De l’autre côté de la mer

Ce n’est certainement pas un hasard si Le Coz place en épigraphe de son livre deux citations de poètes, Shakespeare et Rilke. Voici celle extraite d’Othello : « Dans l’histoire de mes voyages, des antres profonds, des déserts arides d’âpres fondrières, des rocs et des montagnes dont la cime touche le ciel s’offraient à mon récit : je les y plaçais. » Le Coz place son récit à la fois dans un désert qui ressemble à ceux du Maghreb (mais non nommé, abstrait) et à la fois dans une ville du sud s’étalant sur les deux rives d’un fleuve sans nom : « C’était un peuple de bergers, de charmeurs de serpents et de jeunes femmes moqueuses » ; puis : « Depuis toujours la ville existait au creux de ses monts, perdue dans le fouillis des siècles, les désordres de l’histoire. » Ce pourrait être Marseille ou Naples… Mais rien n’est sûr. Une phrase (« il lui a fallu devenir cet étranger en son propre pays ») exclut Naples ; une autre écarte la cité phocéenne : « Il s’éloignait le long de la côte jusqu’à ne plus rencontrer personne sur son chemin […] s’obligeait à ces marches harassantes dans le sable. » La suite du récit nous fait comprendre qu’on est passé de l’autre côté de la mer (Méditerranée ?) : « Il suffisait donc de franchir une mer, de s’aventurer en un continent nouveau pour que tout ce qui avait constitué la solide étoffe d’une existence, en quelques mois se dissolve ? » Shakespeare encore : « Nous sommes faits de l’étoffe de nos rêves et notre petite vie est entourée de sommeil. »

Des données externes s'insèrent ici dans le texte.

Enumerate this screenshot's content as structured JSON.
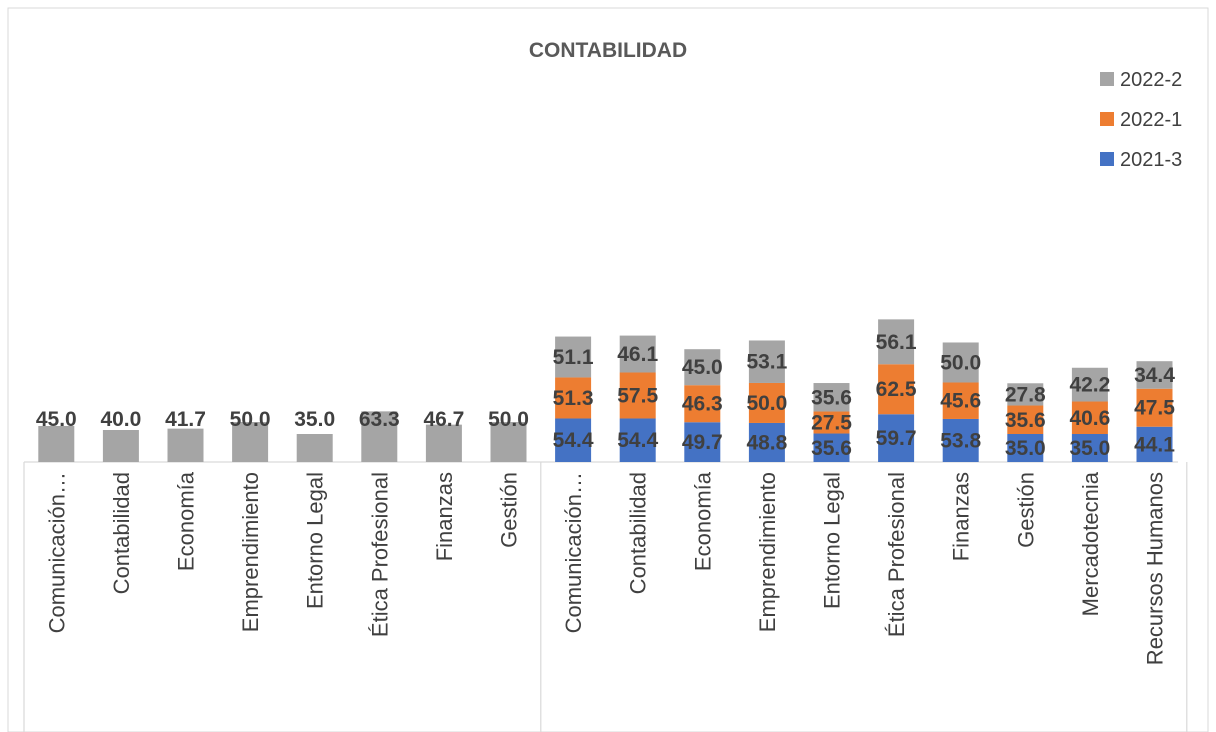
{
  "chart_data": {
    "type": "bar",
    "stacked": true,
    "title": "CONTABILIDAD",
    "xlabel": "",
    "ylabel": "",
    "grid": false,
    "legend_position": "top-right",
    "colors": {
      "2021-3": "#4472C4",
      "2022-1": "#ED7D31",
      "2022-2": "#A5A5A5"
    },
    "legend": [
      "2022-2",
      "2022-1",
      "2021-3"
    ],
    "groups": [
      {
        "categories": [
          "Comunicación…",
          "Contabilidad",
          "Economía",
          "Emprendimiento",
          "Entorno Legal",
          "Ética Profesional",
          "Finanzas",
          "Gestión"
        ],
        "series": [
          {
            "name": "2022-2",
            "values": [
              45.0,
              40.0,
              41.7,
              50.0,
              35.0,
              63.3,
              46.7,
              50.0
            ]
          }
        ]
      },
      {
        "categories": [
          "Comunicación…",
          "Contabilidad",
          "Economía",
          "Emprendimiento",
          "Entorno Legal",
          "Ética Profesional",
          "Finanzas",
          "Gestión",
          "Mercadotecnia",
          "Recursos Humanos"
        ],
        "series": [
          {
            "name": "2021-3",
            "values": [
              54.4,
              54.4,
              49.7,
              48.8,
              35.6,
              59.7,
              53.8,
              35.0,
              35.0,
              44.1
            ]
          },
          {
            "name": "2022-1",
            "values": [
              51.3,
              57.5,
              46.3,
              50.0,
              27.5,
              62.5,
              45.6,
              35.6,
              40.6,
              47.5
            ]
          },
          {
            "name": "2022-2",
            "values": [
              51.1,
              46.1,
              45.0,
              53.1,
              35.6,
              56.1,
              50.0,
              27.8,
              42.2,
              34.4
            ]
          }
        ]
      }
    ]
  }
}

Le Coz a tendu des cordes de clocher à clocher, des guirlandes de fenêtre à fenêtre, des chaînes d’or d’étoile à étoile ; et il danse.

Voici pourquoi les deux amants du livre se rejoignent toujours quand la nuit tombe, any where out of the world ; et voilà pourquoi Le Coz a choisi une ville « de rêve » : « Il avait choisi volontairement un pays inconnu, des villes étrangères sur lesquelles il n’avait d’autres présupposés que ceux d’une lumière éternelle et de ciels sans défaut. » Je me souviens qu’à l’orée d’un départ pour l’Algérie, à l’âge de sept ans, c’est ainsi que j’avais imaginé Alger-la-blanche… Sommes-nous transportés à Damas ? à Beyrouth ? En réalité, de telles villes n’existent pas (ou plus) : les ciels (et l’urbanisme sauvage surtout) y ont de sévères défauts ; comme « cités », elles ne furent pas éternelles… Les villes antiques sont toutes dégradées, hélas ; mais il nous reste la haute littérature : « Parfois, il se disait qu’il n’avait cherché qu’à se rapprocher de cette lumière, comme un peintre qui se met en quête du lieu où planter son chevalet mental, comme un fils du soleil qui retourne à son père et, dans cette conversion, se débarrasse un à un de ses oripeaux de grisaille et de névrose. » Ouf ! Nous voici à présent, en bons fils prodigues des Dieux antiques de la Littérature, débarrassés de la grisaille (Michel Houellebecq) et de la névrose (Christine Angot) « réalistes » et psychologiques du plat présent content pour rien… Alors, c’est l’éclaircie dans l’ouvert de l’étant[1] : « Les soleils tombaient vers lui sans jamais s’y abîmer, les nébuleuses allongeaient infiniment leurs volutes sans parvenir à l’atteindre. Tout l’espace vibrait de leur mouvement amoureux… » Métaphysique de la profondeur : « Il cherchait les rudes frontière, les ravins profonds. » Et aussi : « Chaque heure, chaque instant était entouré de gouffres à comètes au-dessus desquels ils passaient, insouciants danseurs de corde. » Le Coz a tendu des cordes de clocher à clocher, des guirlandes de fenêtre à fenêtre, des chaînes d’or d’étoile à étoile ; et il danse.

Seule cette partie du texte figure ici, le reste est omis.